A friend of mine recently took me to a Mexican shop in Midrand called Azteca where I bought some authentic Mexican ingredients. Obviously the next date night had to have a Mexican theme and I decided on achiote chicken and ancho pork.
With both the chicken and pork recipes below, I first put the meat in a brine. The recipe for this basic brine is simple:
- 4litres water
- 225g kosher salt
- 125g brown sugar
- 8 bay leaves
Bring the water to boil, add the other ingredients, stir until the sugar and salt are dissolved, and let it cool down to room temperature. Put the liquid in containers, add the meat and put something heavy on top of the meat to keep it submerged – I use a small plate. Keep it in the fridge for 4-6 hours.
- 20g achiote paste
- 30ml lime juice
- 15ml red wine vinegar
- 15ml olive oil (or grape seed oil)
- 5ml dried oregano
- 5ml ground cumin
- 2 garlic cloves minced
- 5ml Nali sauce (or any other pepper sauce)
- 5ml salt
- 5ml ground black pepper
Break up the achiote paste in a small bowl.
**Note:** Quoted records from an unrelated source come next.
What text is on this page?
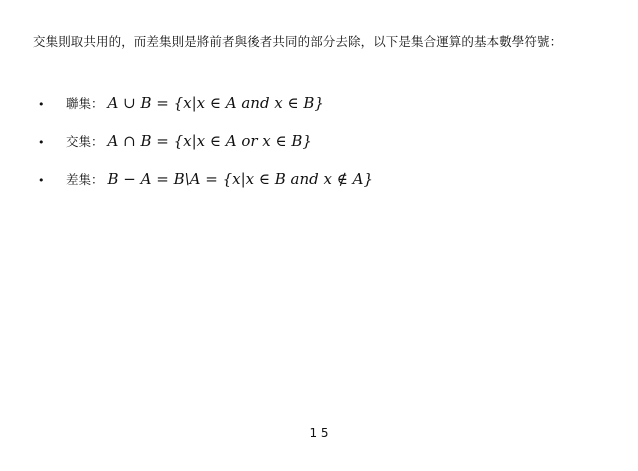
交集則取共用的，而差集則是將前者與後者共同的部分去除，以下是集合運算的基本數學符號：
•	聯集： A ∪ B = {x|x ∈ A and x ∈ B}
•	交集： A ∩ B = {x|x ∈ A or x ∈ B}
•	差集： B − A = B\A = {x|x ∈ B and x ∉ A}
1 5
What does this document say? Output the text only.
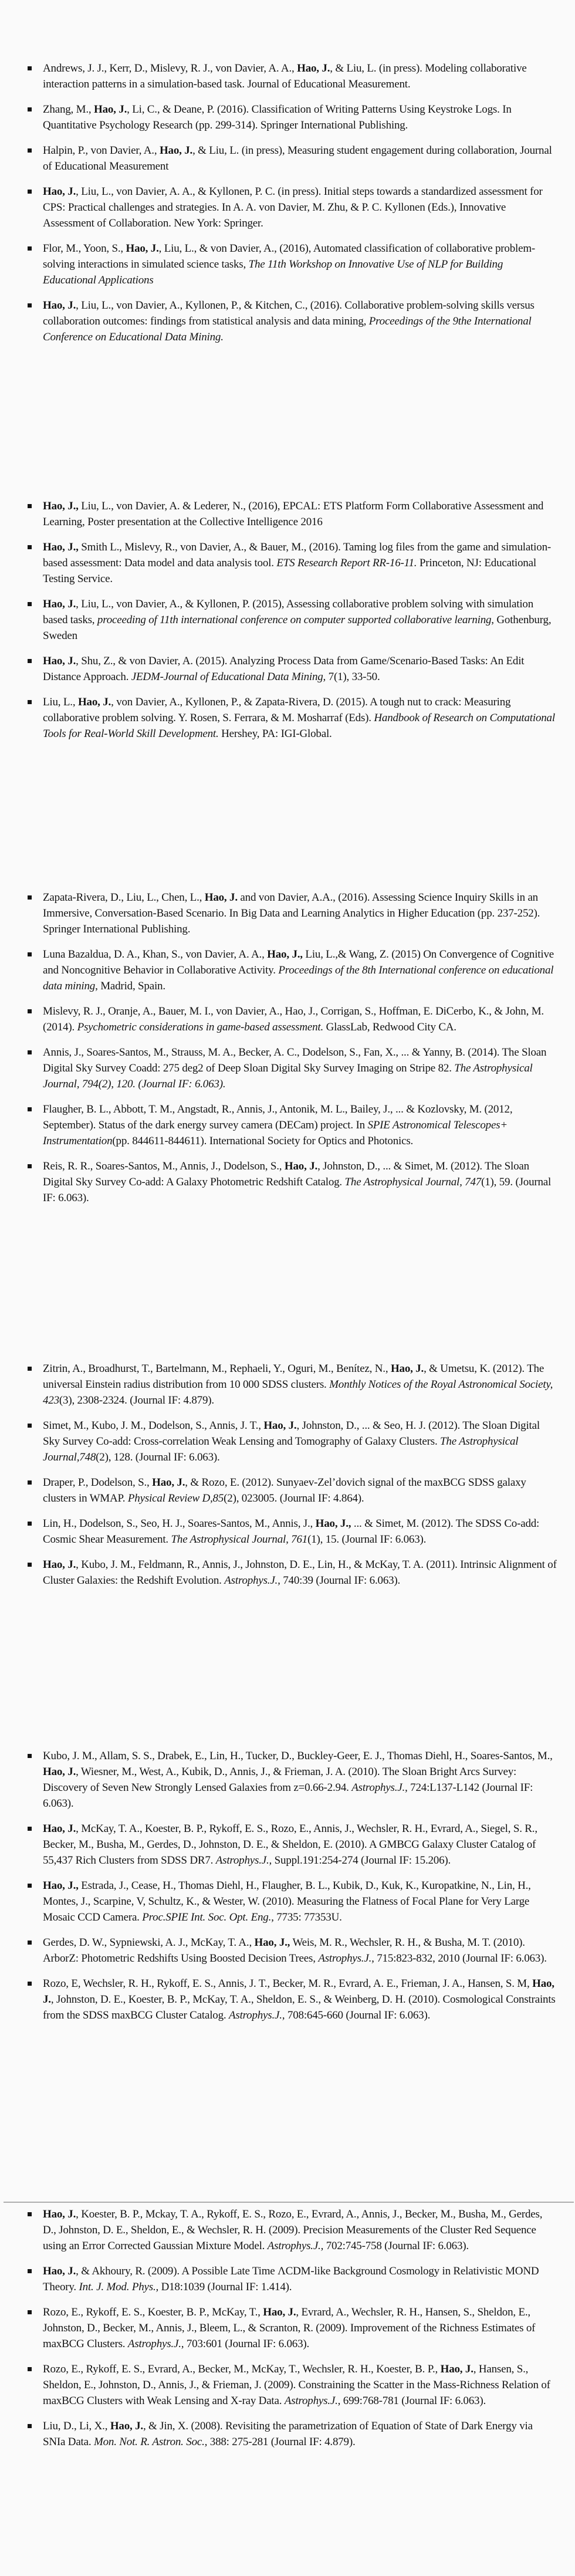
Andrews, J. J., Kerr, D., Mislevy, R. J., von Davier, A. A., Hao, J., & Liu, L. (in press). Modeling collaborative interaction patterns in a simulation-based task. Journal of Educational Measurement.
Zhang, M., Hao, J., Li, C., & Deane, P. (2016). Classification of Writing Patterns Using Keystroke Logs. In Quantitative Psychology Research (pp. 299-314). Springer International Publishing.
Halpin, P., von Davier, A., Hao, J., & Liu, L. (in press), Measuring student engagement during collaboration, Journal of Educational Measurement
Hao, J., Liu, L., von Davier, A. A., & Kyllonen, P. C. (in press). Initial steps towards a standardized assessment for CPS: Practical challenges and strategies. In A. A. von Davier, M. Zhu, & P. C. Kyllonen (Eds.), Innovative Assessment of Collaboration. New York: Springer.
Flor, M., Yoon, S., Hao, J., Liu, L., & von Davier, A., (2016), Automated classification of collaborative problem-solving interactions in simulated science tasks, The 11th Workshop on Innovative Use of NLP for Building Educational Applications
Hao, J., Liu, L., von Davier, A., Kyllonen, P., & Kitchen, C., (2016). Collaborative problem-solving skills versus collaboration outcomes: findings from statistical analysis and data mining, Proceedings of the 9the International Conference on Educational Data Mining.
Hao, J., Liu, L., von Davier, A. & Lederer, N., (2016), EPCAL: ETS Platform Form Collaborative Assessment and Learning, Poster presentation at the Collective Intelligence 2016
Hao, J., Smith L., Mislevy, R., von Davier, A., & Bauer, M., (2016). Taming log files from the game and simulation-based assessment: Data model and data analysis tool. ETS Research Report RR-16-11. Princeton, NJ: Educational Testing Service.
Hao, J., Liu, L., von Davier, A., & Kyllonen, P. (2015), Assessing collaborative problem solving with simulation based tasks, proceeding of 11th international conference on computer supported collaborative learning, Gothenburg, Sweden
Hao, J., Shu, Z., & von Davier, A. (2015). Analyzing Process Data from Game/Scenario-Based Tasks: An Edit Distance Approach. JEDM-Journal of Educational Data Mining, 7(1), 33-50.
Liu, L., Hao, J., von Davier, A., Kyllonen, P., & Zapata-Rivera, D. (2015). A tough nut to crack: Measuring collaborative problem solving. Y. Rosen, S. Ferrara, & M. Mosharraf (Eds). Handbook of Research on Computational Tools for Real-World Skill Development. Hershey, PA: IGI-Global.
Zapata-Rivera, D., Liu, L., Chen, L., Hao, J. and von Davier, A.A., (2016). Assessing Science Inquiry Skills in an Immersive, Conversation-Based Scenario. In Big Data and Learning Analytics in Higher Education (pp. 237-252). Springer International Publishing.
Luna Bazaldua, D. A., Khan, S., von Davier, A. A., Hao, J., Liu, L.,& Wang, Z. (2015) On Convergence of Cognitive and Noncognitive Behavior in Collaborative Activity. Proceedings of the 8th International conference on educational data mining, Madrid, Spain.
Mislevy, R. J., Oranje, A., Bauer, M. I., von Davier, A., Hao, J., Corrigan, S., Hoffman, E. DiCerbo, K., & John, M. (2014). Psychometric considerations in game-based assessment. GlassLab, Redwood City CA.
Annis, J., Soares-Santos, M., Strauss, M. A., Becker, A. C., Dodelson, S., Fan, X., ... & Yanny, B. (2014). The Sloan Digital Sky Survey Coadd: 275 deg2 of Deep Sloan Digital Sky Survey Imaging on Stripe 82. The Astrophysical Journal, 794(2), 120. (Journal IF: 6.063).
Flaugher, B. L., Abbott, T. M., Angstadt, R., Annis, J., Antonik, M. L., Bailey, J., ... & Kozlovsky, M. (2012, September). Status of the dark energy survey camera (DECam) project. In SPIE Astronomical Telescopes+ Instrumentation(pp. 844611-844611). International Society for Optics and Photonics.
Reis, R. R., Soares-Santos, M., Annis, J., Dodelson, S., Hao, J., Johnston, D., ... & Simet, M. (2012). The Sloan Digital Sky Survey Co-add: A Galaxy Photometric Redshift Catalog. The Astrophysical Journal, 747(1), 59. (Journal IF: 6.063).
Zitrin, A., Broadhurst, T., Bartelmann, M., Rephaeli, Y., Oguri, M., Benítez, N., Hao, J., & Umetsu, K. (2012). The universal Einstein radius distribution from 10 000 SDSS clusters. Monthly Notices of the Royal Astronomical Society, 423(3), 2308-2324. (Journal IF: 4.879).
Simet, M., Kubo, J. M., Dodelson, S., Annis, J. T., Hao, J., Johnston, D., ... & Seo, H. J. (2012). The Sloan Digital Sky Survey Co-add: Cross-correlation Weak Lensing and Tomography of Galaxy Clusters. The Astrophysical Journal,748(2), 128. (Journal IF: 6.063).
Draper, P., Dodelson, S., Hao, J., & Rozo, E. (2012). Sunyaev-Zel’dovich signal of the maxBCG SDSS galaxy clusters in WMAP. Physical Review D,85(2), 023005. (Journal IF: 4.864).
Lin, H., Dodelson, S., Seo, H. J., Soares-Santos, M., Annis, J., Hao, J., ... & Simet, M. (2012). The SDSS Co-add: Cosmic Shear Measurement. The Astrophysical Journal, 761(1), 15. (Journal IF: 6.063).
Hao, J., Kubo, J. M., Feldmann, R., Annis, J., Johnston, D. E., Lin, H., & McKay, T. A. (2011). Intrinsic Alignment of Cluster Galaxies: the Redshift Evolution. Astrophys.J., 740:39 (Journal IF: 6.063).
Kubo, J. M., Allam, S. S., Drabek, E., Lin, H., Tucker, D., Buckley-Geer, E. J., Thomas Diehl, H., Soares-Santos, M., Hao, J., Wiesner, M., West, A., Kubik, D., Annis, J., & Frieman, J. A. (2010). The Sloan Bright Arcs Survey: Discovery of Seven New Strongly Lensed Galaxies from z=0.66-2.94. Astrophys.J., 724:L137-L142 (Journal IF: 6.063).
Hao, J., McKay, T. A., Koester, B. P., Rykoff, E. S., Rozo, E., Annis, J., Wechsler, R. H., Evrard, A., Siegel, S. R., Becker, M., Busha, M., Gerdes, D., Johnston, D. E., & Sheldon, E. (2010). A GMBCG Galaxy Cluster Catalog of 55,437 Rich Clusters from SDSS DR7. Astrophys.J., Suppl.191:254-274 (Journal IF: 15.206).
Hao, J., Estrada, J., Cease, H., Thomas Diehl, H., Flaugher, B. L., Kubik, D., Kuk, K., Kuropatkine, N., Lin, H., Montes, J., Scarpine, V, Schultz, K., & Wester, W. (2010). Measuring the Flatness of Focal Plane for Very Large Mosaic CCD Camera. Proc.SPIE Int. Soc. Opt. Eng., 7735: 77353U.
Gerdes, D. W., Sypniewski, A. J., McKay, T. A., Hao, J., Weis, M. R., Wechsler, R. H., & Busha, M. T. (2010). ArborZ: Photometric Redshifts Using Boosted Decision Trees, Astrophys.J., 715:823-832, 2010 (Journal IF: 6.063).
Rozo, E, Wechsler, R. H., Rykoff, E. S., Annis, J. T., Becker, M. R., Evrard, A. E., Frieman, J. A., Hansen, S. M, Hao, J., Johnston, D. E., Koester, B. P., McKay, T. A., Sheldon, E. S., & Weinberg, D. H. (2010). Cosmological Constraints from the SDSS maxBCG Cluster Catalog. Astrophys.J., 708:645-660 (Journal IF: 6.063).
Hao, J., Koester, B. P., Mckay, T. A., Rykoff, E. S., Rozo, E., Evrard, A., Annis, J., Becker, M., Busha, M., Gerdes, D., Johnston, D. E., Sheldon, E., & Wechsler, R. H. (2009). Precision Measurements of the Cluster Red Sequence using an Error Corrected Gaussian Mixture Model. Astrophys.J., 702:745-758 (Journal IF: 6.063).
Hao, J., & Akhoury, R. (2009). A Possible Late Time ΛCDM-like Background Cosmology in Relativistic MOND Theory. Int. J. Mod. Phys., D18:1039 (Journal IF: 1.414).
Rozo, E., Rykoff, E. S., Koester, B. P., McKay, T., Hao, J., Evrard, A., Wechsler, R. H., Hansen, S., Sheldon, E., Johnston, D., Becker, M., Annis, J., Bleem, L., & Scranton, R. (2009). Improvement of the Richness Estimates of maxBCG Clusters. Astrophys.J., 703:601 (Journal IF: 6.063).
Rozo, E., Rykoff, E. S., Evrard, A., Becker, M., McKay, T., Wechsler, R. H., Koester, B. P., Hao, J., Hansen, S., Sheldon, E., Johnston, D., Annis, J., & Frieman, J. (2009). Constraining the Scatter in the Mass-Richness Relation of maxBCG Clusters with Weak Lensing and X-ray Data. Astrophys.J., 699:768-781 (Journal IF: 6.063).
Liu, D., Li, X., Hao, J., & Jin, X. (2008). Revisiting the parametrization of Equation of State of Dark Energy via SNIa Data. Mon. Not. R. Astron. Soc., 388: 275-281 (Journal IF: 4.879).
Add the rest of the ingredients and mix well.
I used a whole chicken this time, but you can replace it with 4 chicken breasts.
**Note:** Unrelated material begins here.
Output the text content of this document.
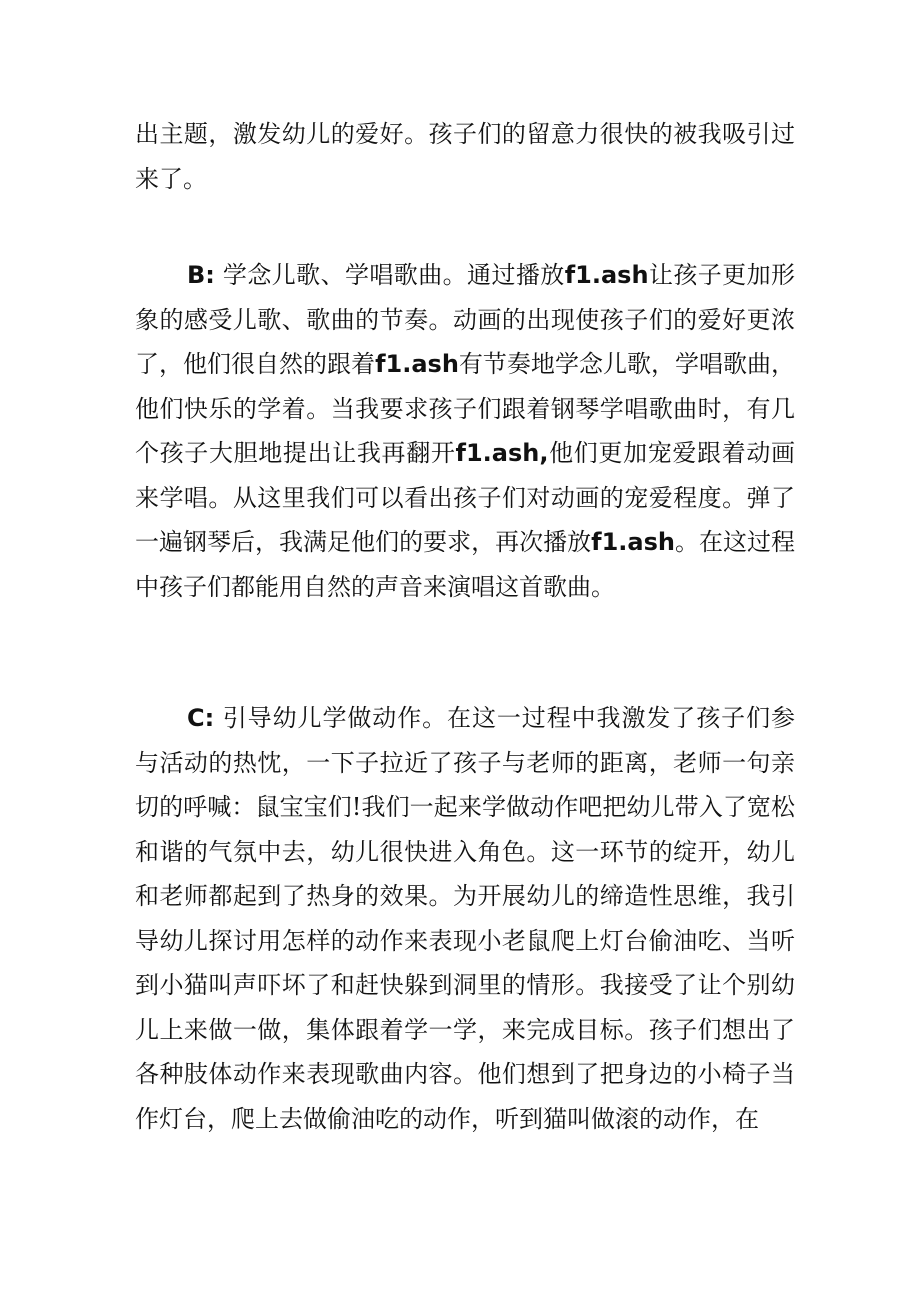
出主题，激发幼儿的爱好。孩子们的留意力很快的被我吸引过来了。

B: 学念儿歌、学唱歌曲。通过播放f1.ash让孩子更加形象的感受儿歌、歌曲的节奏。动画的出现使孩子们的爱好更浓了，他们很自然的跟着f1.ash有节奏地学念儿歌，学唱歌曲，他们快乐的学着。当我要求孩子们跟着钢琴学唱歌曲时，有几个孩子大胆地提出让我再翻开f1.ash,他们更加宠爱跟着动画来学唱。从这里我们可以看出孩子们对动画的宠爱程度。弹了一遍钢琴后，我满足他们的要求，再次播放f1.ash。在这过程中孩子们都能用自然的声音来演唱这首歌曲。

C: 引导幼儿学做动作。在这一过程中我激发了孩子们参与活动的热忱，一下子拉近了孩子与老师的距离，老师一句亲切的呼喊：鼠宝宝们!我们一起来学做动作吧把幼儿带入了宽松和谐的气氛中去，幼儿很快进入角色。这一环节的绽开，幼儿和老师都起到了热身的效果。为开展幼儿的缔造性思维，我引导幼儿探讨用怎样的动作来表现小老鼠爬上灯台偷油吃、当听到小猫叫声吓坏了和赶快躲到洞里的情形。我接受了让个别幼儿上来做一做，集体跟着学一学，来完成目标。孩子们想出了各种肢体动作来表现歌曲内容。他们想到了把身边的小椅子当作灯台，爬上去做偷油吃的动作，听到猫叫做滚的动作，在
Rub the chicken well with the marinade, especially under the skin and put it in the fridge for 12 hours.
Put the chicken in an oven proof pot and slowly cook at 120 degrees Celsius for 4-5 hours in the oven.
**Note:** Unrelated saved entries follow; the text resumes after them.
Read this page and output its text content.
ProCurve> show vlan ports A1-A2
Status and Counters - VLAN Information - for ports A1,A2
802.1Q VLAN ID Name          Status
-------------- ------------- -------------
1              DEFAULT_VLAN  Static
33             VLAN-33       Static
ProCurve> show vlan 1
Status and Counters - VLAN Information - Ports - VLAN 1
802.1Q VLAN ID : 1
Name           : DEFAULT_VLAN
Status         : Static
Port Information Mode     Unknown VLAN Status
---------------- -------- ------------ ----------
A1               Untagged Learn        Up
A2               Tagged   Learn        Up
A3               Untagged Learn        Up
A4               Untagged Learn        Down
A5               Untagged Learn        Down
Strain the chicken, remove the bones and put the meat back with the marinade in the pot. Let it simmer very slowly for 20 minutes and then strain again. You can freeze the marinade if you want to make a similar dish again.
- 1 dried ancho chile
- 1 dried guajillo (mirasol) chile or just another ancho chile
- 30ml course sea salt
- 15ml sweet smoked paprika
- 15ml onion powder
- 15ml mustard powder
- 15ml cayenne pepper
- 50ml water
Rehydrate the chillies in hot water for 30 minutes, remove the seeds (as they can be bitter) and chop the chillies into pieces. Add the other ingredients and liquidize.
I bought a 2kg cut of pork leg and rubbed it with this marinade. Refrigerate for at least 12 hours. Put the pork in a slow cooker and cook on low for about 6 hours.
Remove the skin and bone from the pork, shred the pork and let it simmer in the marinade for another 20 minutes. Strain the pork.
Smoked paprika pepper sauce
I also make a smoked paprika sauce to go with the above.
- 2 smoked, fresh paprika peppers
- 1 red onion chopped
- 10ml olive oil
- 15ml red wine vinegar
- 10ml brown sugar
Fry the peppers and onions together until the onions are soft. Put all the ingredients together and liquidize. That’s it!
Tanya made a guacamole as well to go with the platter.
We served this with corn, black beans, red onions, fresh coriander, sour cream and fresh chopped chillies in tacos.
And what is a Mexican dish without some good tequila ?
All of this was washed down with spicy Rhebokskloof Shiraz 2013 and Raka Biography Shiraz.